Well, since all that had nothing to do with DEVONthink, I can only assume the PDF is messed up (technical term), other software on your machine is messed up, or the original creator of the PDF didn’t want you to do this.
If this issue is indeed caused by the PDFkit framework (as pointed out in grosson’s reply above), doesn’t that mean it doesn’t matter which application handles OCR as long as I end up annotating the PDF inside DT?
That’s news to me. I’ve always heard good things about the precision of Abbyy’s OCR but never knew about the lack of feature parity.
I think we can safely exclude the last possibility, since I was able to annotate this specific PDF in PDF Expert without messing up the text layer. As noted in grosson’s reply above, perhaps the culprit is Apple’s PDFKit framework.
Issue is caused by PDFkit because original PDF had security crap (DRM) enabled. Once done a normal OCR over the document, all that crap is done.

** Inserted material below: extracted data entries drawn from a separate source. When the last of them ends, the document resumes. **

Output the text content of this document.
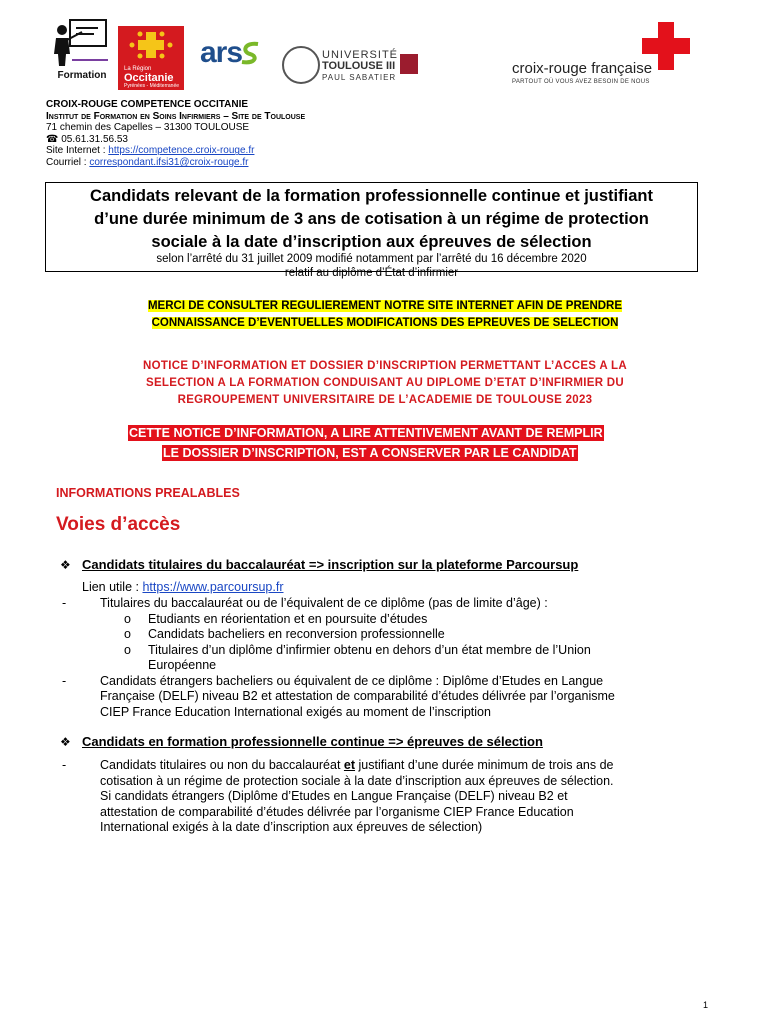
Formation
La Région
Occitanie
Pyrénées - Méditerranée
ars	UNIVERSITÉ
TOULOUSE III
PAUL SABATIER
croix-rouge française
PARTOUT OÙ VOUS AVEZ BESOIN DE NOUS
CROIX-ROUGE COMPETENCE OCCITANIE
Institut de Formation en Soins Infirmiers – Site de Toulouse
71 chemin des Capelles – 31300 TOULOUSE
☎ 05.61.31.56.53
Site Internet : https://competence.croix-rouge.fr
Courriel : correspondant.ifsi31@croix-rouge.fr
Candidats relevant de la formation professionnelle continue et justifiant
d’une durée minimum de 3 ans de cotisation à un régime de protection
sociale à la date d’inscription aux épreuves de sélection
selon l’arrêté du 31 juillet 2009 modifié notamment par l’arrêté du 16 décembre 2020
relatif au diplôme d’État d’infirmier
MERCI DE CONSULTER REGULIEREMENT NOTRE SITE INTERNET AFIN DE PRENDRE
CONNAISSANCE D’EVENTUELLES MODIFICATIONS DES EPREUVES DE SELECTION
NOTICE D’INFORMATION ET DOSSIER D’INSCRIPTION PERMETTANT L’ACCES A LA
SELECTION A LA FORMATION CONDUISANT AU DIPLOME D’ETAT D’INFIRMIER DU
REGROUPEMENT UNIVERSITAIRE DE L’ACADEMIE DE TOULOUSE 2023
CETTE NOTICE D’INFORMATION, A LIRE ATTENTIVEMENT AVANT DE REMPLIR
LE DOSSIER D’INSCRIPTION, EST A CONSERVER PAR LE CANDIDAT
INFORMATIONS PREALABLES
Voies d’accès
❖ Candidats titulaires du baccalauréat => inscription sur la plateforme Parcoursup
Lien utile : https://www.parcoursup.fr
-	Titulaires du baccalauréat ou de l’équivalent de ce diplôme (pas de limite d’âge) :
o Etudiants en réorientation et en poursuite d’études
o Candidats bacheliers en reconversion professionnelle
o Titulaires d’un diplôme d’infirmier obtenu en dehors d’un état membre de l’Union
Européenne
-	Candidats étrangers bacheliers ou équivalent de ce diplôme : Diplôme d’Etudes en Langue
Française (DELF) niveau B2 et attestation de comparabilité d’études délivrée par l’organisme
CIEP France Education International exigés au moment de l’inscription
❖ Candidats en formation professionnelle continue => épreuves de sélection
-	Candidats titulaires ou non du baccalauréat et justifiant d’une durée minimum de trois ans de
cotisation à un régime de protection sociale à la date d’inscription aux épreuves de sélection.
Si candidats étrangers (Diplôme d’Etudes en Langue Française (DELF) niveau B2 et
attestation de comparabilité d’études délivrée par l’organisme CIEP France Education
International exigés à la date d’inscription aux épreuves de sélection)
1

Not only less options, but even more buggy. For example, macOS lacks option to select what version of PDF/A you want, or add the extra fine font tune (I don’t remember the name now) over MRC. For recognition, it has more options like detection of TOC.
And just now I’m OCR of first volume of 11th Britannica edition. macOS crashed, and before crash it complained about internal errors and about lack of scan quality, but Windows version is doing with only 3 warnings about language recognition.
Sometimes macOS version asks for a higher resolution scan, say 600 DPI. I do it and then lacks fo too much resolution, do it at 300, then it lacked of low resolution, do it at 600…
Maybe if you have a colleague who has Windows and Adobe Acrobat (or similar), you could try there to get a clean OCR’ed version. Or there are Mac PDF products (but may depend also on PDFKit). Or Linux tools (but have forgotten more than I ever knew about Linux infrastructure). Stretched to end of my list of ideas.
If it not illegal document nor private one, I can do the OCR for you (send me privately), but perhaps you can try from DT itself, right click -> OCR -> to searchable PDF.